There are two fundamentally different kinds of speakers: those who use reasoning, and those who speak from the heart. They reach two different sorts of people, those who understand through reason, and those who understand through the heart. Speakers who aim for the reason are generally found in parliaments, those who speak from the heart speak to the people.
The speaker who uses reason, if he is to be effective, must command a wide range of statistical and factual material. He must be a master of dialectic as the pianist is master of the keyboard. With ice cold logic, he develops his line of thinking and draws irrefutable conclusions. He is most effective with people who work primarily or exclusively with reason. Big and compelling successes are denied him. He does not understand how to fire up the masses for a great cause. He is limited to educational discourse. Since he is cold, he leaves his listeners cold. At best he persuades people, but never mobilizes them and sets them marching regardless of their own ideas or the element of personal risk involved.
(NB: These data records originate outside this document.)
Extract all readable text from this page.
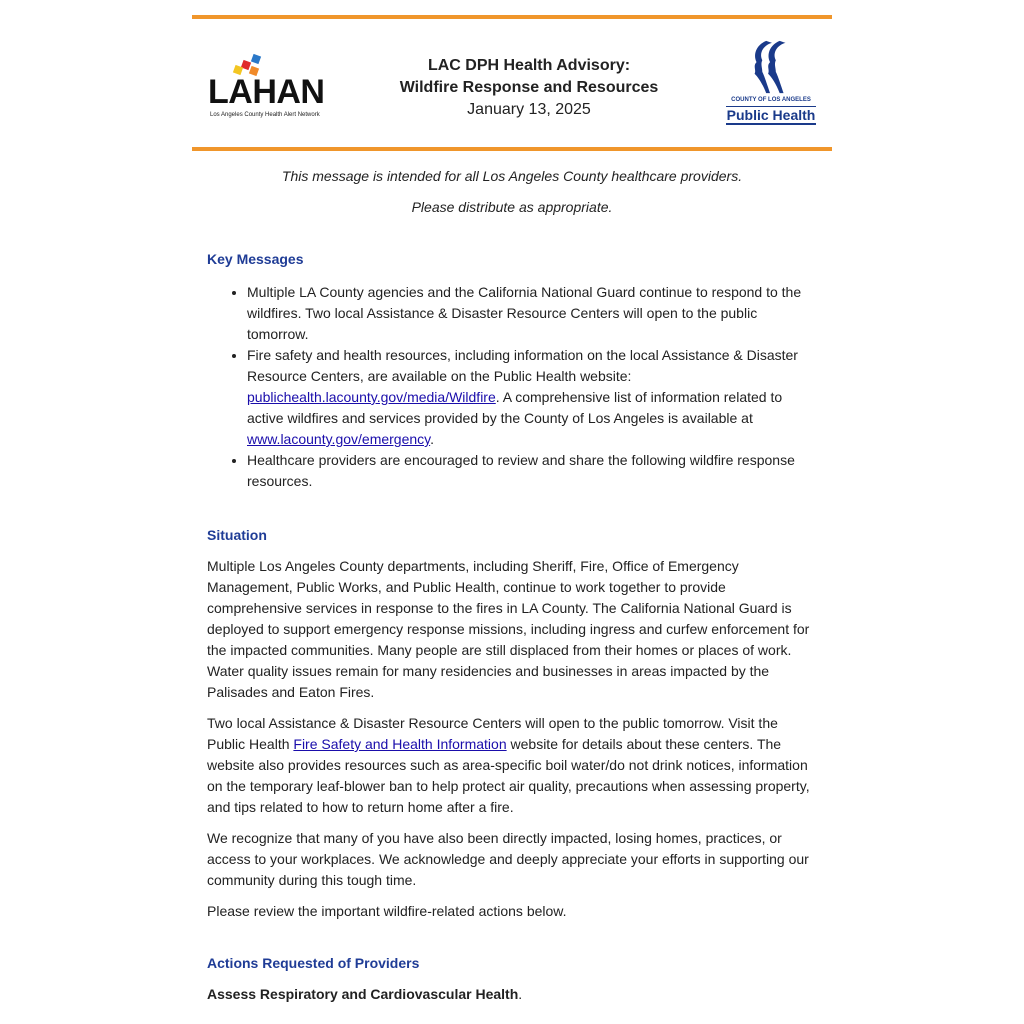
LAHAN
Los Angeles County Health Alert Network
LAC DPH Health Advisory:
Wildfire Response and Resources
January 13, 2025
COUNTY OF LOS ANGELES
Public Health

This message is intended for all Los Angeles County healthcare providers.

Please distribute as appropriate.

Key Messages
• Multiple LA County agencies and the California National Guard continue to respond to the wildfires. Two local Assistance & Disaster Resource Centers will open to the public tomorrow.
• Fire safety and health resources, including information on the local Assistance & Disaster Resource Centers, are available on the Public Health website: publichealth.lacounty.gov/media/Wildfire. A comprehensive list of information related to active wildfires and services provided by the County of Los Angeles is available at www.lacounty.gov/emergency.
• Healthcare providers are encouraged to review and share the following wildfire response resources.
Situation

Multiple Los Angeles County departments, including Sheriff, Fire, Office of Emergency Management, Public Works, and Public Health, continue to work together to provide comprehensive services in response to the fires in LA County. The California National Guard is deployed to support emergency response missions, including ingress and curfew enforcement for the impacted communities. Many people are still displaced from their homes or places of work. Water quality issues remain for many residencies and businesses in areas impacted by the Palisades and Eaton Fires.

Two local Assistance & Disaster Resource Centers will open to the public tomorrow. Visit the Public Health Fire Safety and Health Information website for details about these centers. The website also provides resources such as area-specific boil water/do not drink notices, information on the temporary leaf-blower ban to help protect air quality, precautions when assessing property, and tips related to how to return home after a fire.

We recognize that many of you have also been directly impacted, losing homes, practices, or access to your workplaces. We acknowledge and deeply appreciate your efforts in supporting our community during this tough time.

Please review the important wildfire-related actions below.

Actions Requested of Providers

Assess Respiratory and Cardiovascular Health.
The speaker from the heart is different. He may have the skills of the master of reasoning. They are, however, only tools he uses as a true rhetorical virtuoso. He has abilities not found in the reasoning speaker. He combines clear diction with simple argumentation, and instinct tells him what to say and how to say it. Language is united with ideas. He knows the secret corners and aspects of the mass soul and knows how to reach and touch them. His speeches are masterpieces of declamation. He outlines people and conditions; he inscribes his theses on the tablet of the age; with deep and noble passion he explains the pillars of his world view. His voice reaches out from the depths of his blood into the depths of the souls of his listeners. He brings to expression the secrets of the human soul. He rouses the tired and lazy, fires up the indifferent and the doubting, turns cowards into men and weaklings into heroes.
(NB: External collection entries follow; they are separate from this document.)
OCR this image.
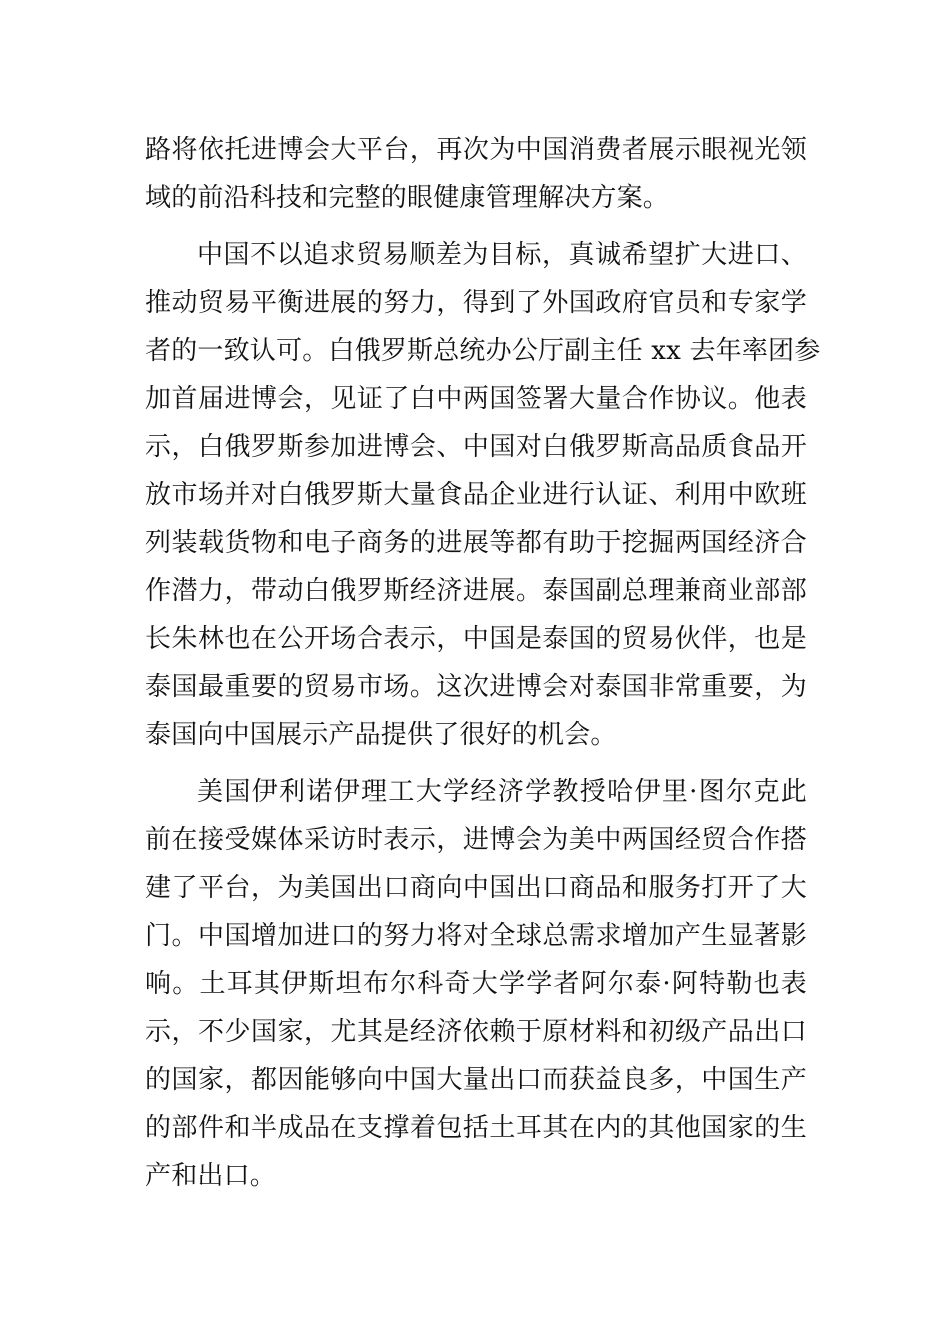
路将依托进博会大平台，再次为中国消费者展示眼视光领
域的前沿科技和完整的眼健康管理解决方案。
中国不以追求贸易顺差为目标，真诚希望扩大进口、
推动贸易平衡进展的努力，得到了外国政府官员和专家学
者的一致认可。白俄罗斯总统办公厅副主任 xx 去年率团参
加首届进博会，见证了白中两国签署大量合作协议。他表
示，白俄罗斯参加进博会、中国对白俄罗斯高品质食品开
放市场并对白俄罗斯大量食品企业进行认证、利用中欧班
列装载货物和电子商务的进展等都有助于挖掘两国经济合
作潜力，带动白俄罗斯经济进展。泰国副总理兼商业部部
长朱林也在公开场合表示，中国是泰国的贸易伙伴，也是
泰国最重要的贸易市场。这次进博会对泰国非常重要，为
泰国向中国展示产品提供了很好的机会。
美国伊利诺伊理工大学经济学教授哈伊里·图尔克此
前在接受媒体采访时表示，进博会为美中两国经贸合作搭
建了平台，为美国出口商向中国出口商品和服务打开了大
门。中国增加进口的努力将对全球总需求增加产生显著影
响。土耳其伊斯坦布尔科奇大学学者阿尔泰·阿特勒也表
示，不少国家，尤其是经济依赖于原材料和初级产品出口
的国家，都因能够向中国大量出口而获益良多，中国生产
的部件和半成品在支撑着包括土耳其在内的其他国家的生
产和出口。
These rhetorical geniuses are the drummers of fate. They begin their work alone in dark and dismal historical epochs and suddenly and unexpectedly find themselves in the spotlight of new developments. They are the speakers that make history.
As any great man, a gifted speaker has his individual style. He can only speak as he is. His words are written into his body. He speaks his own language, whether in posters or letters, essays, addresses or speeches.